Dipeptidyl Peptidase-4 Inhibitors in T2D Linked to IBD
With longer duration of use of DPP-4 inhibitors, there was an increase in hazard ratios, reaching a peak after 3 to 4 years of use.
HealthDay News — Dipeptidyl peptidase-4 (DPP-4) inhibitors are associated with increased risk of inflammatory bowel disease among patients with type 2 diabetes, according to a study published online in The BMJ.
Devin Abrahami, from the Jewish General Hospital in Montreal, and colleagues conducted a population-based cohort study to examine whether use of DPP-4 inhibitors is associated with the incidence of inflammatory bowel disease in patients with type 2 diabetes.

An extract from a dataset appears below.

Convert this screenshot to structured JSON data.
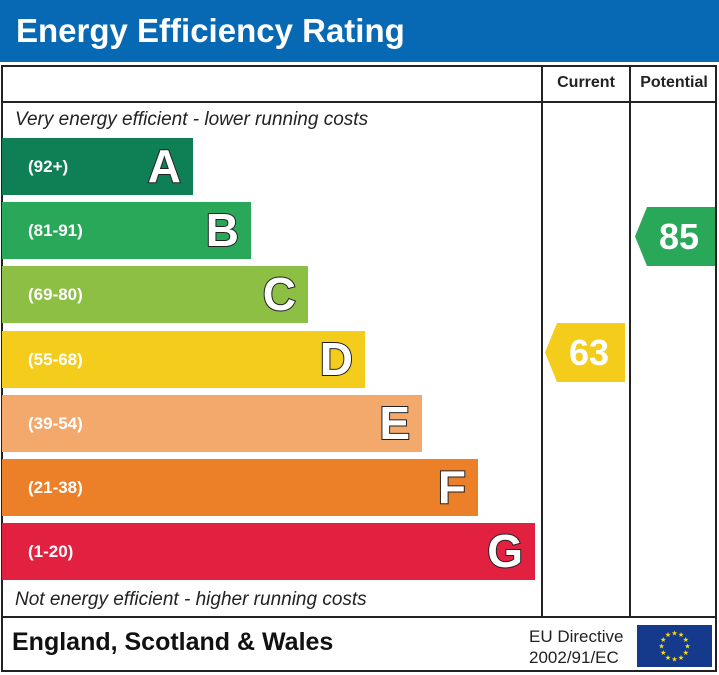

Participants included 141,170 patients starting antidiabetic drugs between Jan. 1, 2007, and Dec. 31, 2016, with follow-up until June 30, 2017.
The researchers identified 208 incident inflammatory bowel disease events during 552,413 person-years of follow-up (crude incidence rate, 37.7 per 100,000 person-years; 95 percent confidence interval, 32.7 to 43.1). Use of DPP-4 inhibitors correlated with elevated risk of inflammatory bowel disease (53.4 versus 34.5 per 100,000 person-years; hazard ratio, 1.75; 95 percent confidence interval, 1.22 to 2.49).
With longer duration of use there was an increase in hazard ratios, reaching a peak after three to four years of use (hazard ratio, 2.90; 95 percent confidence interval, 1.31 to 6.41) and decreasing after more than four years of use (hazard ratio, 1.45; 95 percent confidence interval, 0.44 to 4.76). There was a similar pattern with time since initiation of DPP-4 inhibitors. In several sensitivity analyses, these findings remained consistent.
"In this first population-based study, the use of DPP-4 inhibitors was associated with an increased risk of inflammatory bowel disease," the authors write. "Although these findings need to be replicated, physicians should be aware of this possible association."